Limitations dues aux caractéristiques physiologiques

L’imprécision du doigt

Comme nous venons de le voir, la problématique d’occultation est importante lors de l’utilisation des terminaux mobiles munis d’écrans tactiles. Non seulement se pose le problème de l’occultation de l’écran par l’avant bras, mais se pose aussi le problème de l’occultation de la partie de l’écran où le doigt vient se poser pour créer un contact. En effet, il semble évident qu’un doigt (même celui d’un enfant) est plus gros que le curseur de la souris. Holz et Baudisch ont fait ressortir largement dans deux études (Holz & Baudisch, 2010 ; Holz & Baudisch 2011) le manque de précision du doigt lors d’une tâche de désignation d’une cible (figure 2.22).
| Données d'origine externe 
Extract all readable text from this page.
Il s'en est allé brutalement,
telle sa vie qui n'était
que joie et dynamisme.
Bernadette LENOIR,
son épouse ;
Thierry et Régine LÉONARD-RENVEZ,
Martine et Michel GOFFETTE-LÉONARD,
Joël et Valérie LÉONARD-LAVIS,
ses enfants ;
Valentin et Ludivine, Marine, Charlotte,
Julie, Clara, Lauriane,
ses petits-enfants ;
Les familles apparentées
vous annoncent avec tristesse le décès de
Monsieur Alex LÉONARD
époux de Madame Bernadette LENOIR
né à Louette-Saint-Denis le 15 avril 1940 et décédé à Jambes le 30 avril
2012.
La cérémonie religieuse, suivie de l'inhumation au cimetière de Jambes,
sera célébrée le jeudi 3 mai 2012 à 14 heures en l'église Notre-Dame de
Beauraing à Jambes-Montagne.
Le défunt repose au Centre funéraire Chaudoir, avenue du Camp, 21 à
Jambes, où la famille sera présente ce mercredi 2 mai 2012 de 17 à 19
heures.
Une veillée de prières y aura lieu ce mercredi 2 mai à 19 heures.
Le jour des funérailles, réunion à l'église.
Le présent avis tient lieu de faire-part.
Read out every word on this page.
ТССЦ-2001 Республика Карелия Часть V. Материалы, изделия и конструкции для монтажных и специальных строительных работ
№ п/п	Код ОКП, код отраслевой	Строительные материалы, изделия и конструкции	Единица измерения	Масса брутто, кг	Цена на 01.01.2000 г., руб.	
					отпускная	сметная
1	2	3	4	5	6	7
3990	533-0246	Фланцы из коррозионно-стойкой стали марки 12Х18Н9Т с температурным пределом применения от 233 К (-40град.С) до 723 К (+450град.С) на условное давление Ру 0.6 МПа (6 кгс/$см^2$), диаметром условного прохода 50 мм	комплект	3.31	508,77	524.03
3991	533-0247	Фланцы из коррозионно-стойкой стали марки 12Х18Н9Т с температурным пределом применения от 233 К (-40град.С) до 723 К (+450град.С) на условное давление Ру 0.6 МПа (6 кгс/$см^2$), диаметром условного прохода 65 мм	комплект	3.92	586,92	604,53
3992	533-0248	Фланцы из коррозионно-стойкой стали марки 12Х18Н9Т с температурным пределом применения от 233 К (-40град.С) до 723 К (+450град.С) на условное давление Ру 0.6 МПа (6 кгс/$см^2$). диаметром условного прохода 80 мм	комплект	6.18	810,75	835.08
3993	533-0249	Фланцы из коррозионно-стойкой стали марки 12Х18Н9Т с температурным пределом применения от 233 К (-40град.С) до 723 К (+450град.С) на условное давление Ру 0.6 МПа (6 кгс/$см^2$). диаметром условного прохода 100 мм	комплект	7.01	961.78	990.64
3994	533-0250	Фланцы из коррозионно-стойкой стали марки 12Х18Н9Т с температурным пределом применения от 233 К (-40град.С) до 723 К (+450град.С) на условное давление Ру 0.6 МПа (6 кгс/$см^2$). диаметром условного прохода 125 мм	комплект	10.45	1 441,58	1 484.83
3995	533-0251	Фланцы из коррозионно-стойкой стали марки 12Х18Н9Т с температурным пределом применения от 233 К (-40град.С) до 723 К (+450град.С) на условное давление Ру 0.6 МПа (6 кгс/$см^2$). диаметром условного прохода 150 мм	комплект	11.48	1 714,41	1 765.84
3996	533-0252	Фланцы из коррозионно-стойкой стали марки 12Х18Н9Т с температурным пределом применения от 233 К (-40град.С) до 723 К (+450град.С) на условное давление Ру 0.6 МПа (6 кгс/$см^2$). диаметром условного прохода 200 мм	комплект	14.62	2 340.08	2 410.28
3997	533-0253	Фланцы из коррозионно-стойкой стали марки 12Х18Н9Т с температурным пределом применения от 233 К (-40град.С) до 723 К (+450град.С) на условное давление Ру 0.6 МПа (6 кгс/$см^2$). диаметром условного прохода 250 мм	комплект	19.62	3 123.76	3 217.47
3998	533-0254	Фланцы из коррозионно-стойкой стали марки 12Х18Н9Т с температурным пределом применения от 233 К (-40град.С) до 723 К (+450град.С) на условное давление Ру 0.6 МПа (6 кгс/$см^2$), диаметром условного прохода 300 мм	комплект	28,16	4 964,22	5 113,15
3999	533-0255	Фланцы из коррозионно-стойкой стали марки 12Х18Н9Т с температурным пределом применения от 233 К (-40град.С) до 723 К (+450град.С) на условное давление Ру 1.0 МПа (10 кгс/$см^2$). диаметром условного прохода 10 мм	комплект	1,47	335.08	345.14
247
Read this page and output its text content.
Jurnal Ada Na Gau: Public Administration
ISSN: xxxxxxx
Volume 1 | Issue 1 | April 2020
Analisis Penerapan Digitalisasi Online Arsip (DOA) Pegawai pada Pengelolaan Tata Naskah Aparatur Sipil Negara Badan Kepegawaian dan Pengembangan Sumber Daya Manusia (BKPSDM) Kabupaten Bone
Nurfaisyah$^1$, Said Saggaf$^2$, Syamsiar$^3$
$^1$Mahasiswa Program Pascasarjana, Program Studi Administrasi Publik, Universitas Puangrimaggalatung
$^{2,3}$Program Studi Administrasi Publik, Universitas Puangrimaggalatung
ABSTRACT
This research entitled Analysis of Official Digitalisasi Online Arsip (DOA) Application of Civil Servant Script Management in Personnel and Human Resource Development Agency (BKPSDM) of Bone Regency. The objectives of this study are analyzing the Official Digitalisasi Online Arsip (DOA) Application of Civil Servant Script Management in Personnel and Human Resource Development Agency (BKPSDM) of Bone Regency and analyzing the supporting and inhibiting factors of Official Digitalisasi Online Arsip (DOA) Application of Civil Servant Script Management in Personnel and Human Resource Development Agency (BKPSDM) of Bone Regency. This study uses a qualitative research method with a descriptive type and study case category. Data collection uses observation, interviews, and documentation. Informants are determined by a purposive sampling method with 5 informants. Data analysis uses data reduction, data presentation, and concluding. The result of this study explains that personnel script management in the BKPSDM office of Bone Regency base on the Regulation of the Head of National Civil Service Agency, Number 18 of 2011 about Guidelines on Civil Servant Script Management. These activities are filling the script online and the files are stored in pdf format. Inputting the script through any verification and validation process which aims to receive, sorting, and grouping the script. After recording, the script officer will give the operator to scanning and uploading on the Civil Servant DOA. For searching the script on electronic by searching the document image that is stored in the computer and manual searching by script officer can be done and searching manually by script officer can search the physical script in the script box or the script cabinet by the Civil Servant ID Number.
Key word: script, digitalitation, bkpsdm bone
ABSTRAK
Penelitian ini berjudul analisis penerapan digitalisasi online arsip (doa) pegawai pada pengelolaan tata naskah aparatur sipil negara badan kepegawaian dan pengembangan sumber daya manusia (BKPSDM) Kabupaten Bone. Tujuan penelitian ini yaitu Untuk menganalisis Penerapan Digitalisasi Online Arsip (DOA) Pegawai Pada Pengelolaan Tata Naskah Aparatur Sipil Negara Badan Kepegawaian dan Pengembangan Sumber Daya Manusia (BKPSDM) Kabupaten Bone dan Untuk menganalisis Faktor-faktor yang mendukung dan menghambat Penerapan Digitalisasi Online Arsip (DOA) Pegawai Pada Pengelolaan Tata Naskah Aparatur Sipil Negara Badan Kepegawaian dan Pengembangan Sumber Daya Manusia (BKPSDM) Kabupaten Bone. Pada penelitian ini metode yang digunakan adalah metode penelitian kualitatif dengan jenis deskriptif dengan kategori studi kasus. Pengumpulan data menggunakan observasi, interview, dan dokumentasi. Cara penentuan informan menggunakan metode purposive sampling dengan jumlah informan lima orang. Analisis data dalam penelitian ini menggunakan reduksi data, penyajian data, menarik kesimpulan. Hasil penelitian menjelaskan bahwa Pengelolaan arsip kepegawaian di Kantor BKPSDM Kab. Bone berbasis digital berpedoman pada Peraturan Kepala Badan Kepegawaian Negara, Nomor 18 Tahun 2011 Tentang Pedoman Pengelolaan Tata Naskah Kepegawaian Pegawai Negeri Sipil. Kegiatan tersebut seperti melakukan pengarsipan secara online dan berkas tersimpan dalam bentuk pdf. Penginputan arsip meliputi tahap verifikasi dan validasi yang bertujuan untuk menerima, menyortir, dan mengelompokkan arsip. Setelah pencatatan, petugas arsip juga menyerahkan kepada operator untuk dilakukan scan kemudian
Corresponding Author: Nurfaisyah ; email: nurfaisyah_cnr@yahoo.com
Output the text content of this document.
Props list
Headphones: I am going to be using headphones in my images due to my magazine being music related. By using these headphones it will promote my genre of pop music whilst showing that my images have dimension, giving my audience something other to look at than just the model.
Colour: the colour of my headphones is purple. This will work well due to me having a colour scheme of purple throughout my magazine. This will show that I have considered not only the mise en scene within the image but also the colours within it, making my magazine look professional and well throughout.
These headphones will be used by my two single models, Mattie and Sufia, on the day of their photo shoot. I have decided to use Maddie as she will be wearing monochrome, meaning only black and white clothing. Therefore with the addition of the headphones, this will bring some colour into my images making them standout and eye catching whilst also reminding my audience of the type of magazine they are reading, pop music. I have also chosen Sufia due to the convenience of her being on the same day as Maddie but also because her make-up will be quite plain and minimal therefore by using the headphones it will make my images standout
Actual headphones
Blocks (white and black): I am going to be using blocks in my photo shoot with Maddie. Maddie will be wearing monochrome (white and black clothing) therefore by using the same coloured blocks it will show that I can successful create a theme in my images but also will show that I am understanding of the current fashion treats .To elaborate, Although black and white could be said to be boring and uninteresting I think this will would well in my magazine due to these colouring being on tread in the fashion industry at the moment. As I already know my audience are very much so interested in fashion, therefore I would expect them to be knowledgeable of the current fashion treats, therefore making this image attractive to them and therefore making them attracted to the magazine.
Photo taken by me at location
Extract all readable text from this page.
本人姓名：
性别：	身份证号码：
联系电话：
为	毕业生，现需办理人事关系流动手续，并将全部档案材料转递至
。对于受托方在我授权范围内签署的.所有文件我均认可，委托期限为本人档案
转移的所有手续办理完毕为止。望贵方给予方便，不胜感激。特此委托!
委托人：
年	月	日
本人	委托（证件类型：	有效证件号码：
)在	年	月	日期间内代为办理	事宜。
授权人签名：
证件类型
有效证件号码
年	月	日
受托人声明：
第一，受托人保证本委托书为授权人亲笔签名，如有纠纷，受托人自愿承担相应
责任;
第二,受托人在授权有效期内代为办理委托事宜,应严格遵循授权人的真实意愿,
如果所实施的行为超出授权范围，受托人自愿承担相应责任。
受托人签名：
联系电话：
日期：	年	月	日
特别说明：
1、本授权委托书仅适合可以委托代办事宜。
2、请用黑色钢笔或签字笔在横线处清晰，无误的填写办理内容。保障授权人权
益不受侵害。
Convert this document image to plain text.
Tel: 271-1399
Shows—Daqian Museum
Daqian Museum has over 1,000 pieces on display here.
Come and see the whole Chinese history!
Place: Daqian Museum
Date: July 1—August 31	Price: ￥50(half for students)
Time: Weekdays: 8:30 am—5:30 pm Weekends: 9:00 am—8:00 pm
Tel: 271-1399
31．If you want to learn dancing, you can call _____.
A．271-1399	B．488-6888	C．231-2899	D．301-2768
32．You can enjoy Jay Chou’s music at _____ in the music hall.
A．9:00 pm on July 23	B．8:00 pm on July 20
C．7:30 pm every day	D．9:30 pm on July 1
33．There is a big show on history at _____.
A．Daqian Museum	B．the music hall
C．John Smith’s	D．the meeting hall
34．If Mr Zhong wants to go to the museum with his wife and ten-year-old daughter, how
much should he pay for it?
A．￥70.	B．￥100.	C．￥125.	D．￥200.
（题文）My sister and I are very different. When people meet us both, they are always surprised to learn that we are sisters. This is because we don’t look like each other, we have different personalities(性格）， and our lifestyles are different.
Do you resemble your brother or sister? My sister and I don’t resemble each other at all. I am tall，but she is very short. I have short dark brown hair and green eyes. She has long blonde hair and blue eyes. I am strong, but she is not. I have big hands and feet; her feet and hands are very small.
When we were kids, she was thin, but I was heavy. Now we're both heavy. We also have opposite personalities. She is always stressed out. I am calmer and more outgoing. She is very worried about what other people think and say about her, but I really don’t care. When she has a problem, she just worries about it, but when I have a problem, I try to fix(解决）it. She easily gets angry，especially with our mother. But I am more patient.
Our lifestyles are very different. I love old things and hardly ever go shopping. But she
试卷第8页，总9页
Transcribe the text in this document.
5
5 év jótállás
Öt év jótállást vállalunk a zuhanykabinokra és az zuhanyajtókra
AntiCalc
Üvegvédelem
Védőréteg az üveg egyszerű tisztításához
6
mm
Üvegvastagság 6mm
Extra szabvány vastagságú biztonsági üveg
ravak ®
Figure 2.22 – Les utilisateurs devaient toucher le centre de la croix. Chaque croix représente un utilisateur et chaque ovale une zone de contact du doigt. Les utilisateurs ont réalisé deux séries de contacts en changeant à chaque fois la position du doigt. 80 En complément des techniques utilisant un périphérique avec une double surface tactile, de nombreuses techniques sur des terminaux courant ont été proposées pour pallier ce manque de précision du doigt. On peut par exemple citer Shift (Vogel & Baudisch, 2007) qui consiste à faire apparaître la zone occultée par le doigt de façon zoomée et déportée puis d’y rajouter un curseur pour faire apparaître le point de sélection (figure 2.23 a.). La sélection est effective lorsque le doigt est relevé. Cette solution a d’ailleurs été retenue entre autre par Apple pour ses terminaux tactiles. On peut aussi mentionner TapTap et MagStick (Roudaut et al., 2008). TapTap consiste en un double Tap, le premier zoom la zone à proximité du contact et le second Tap permet de sélectionner la cible (figure 2.23 b.). MagStick crée un curseur décalé à partir d’un point de contact initial. En déplaçant le doigt un bâtonnet télescopique apparaît avec un mouvement inversé par rapport à celui du doigt (figure 2.23 c.). Figure 2.23 – Trois techniques pour pallier le manque de précision du doigt : (a) Shift, (b) TapTap, (c) MagStick.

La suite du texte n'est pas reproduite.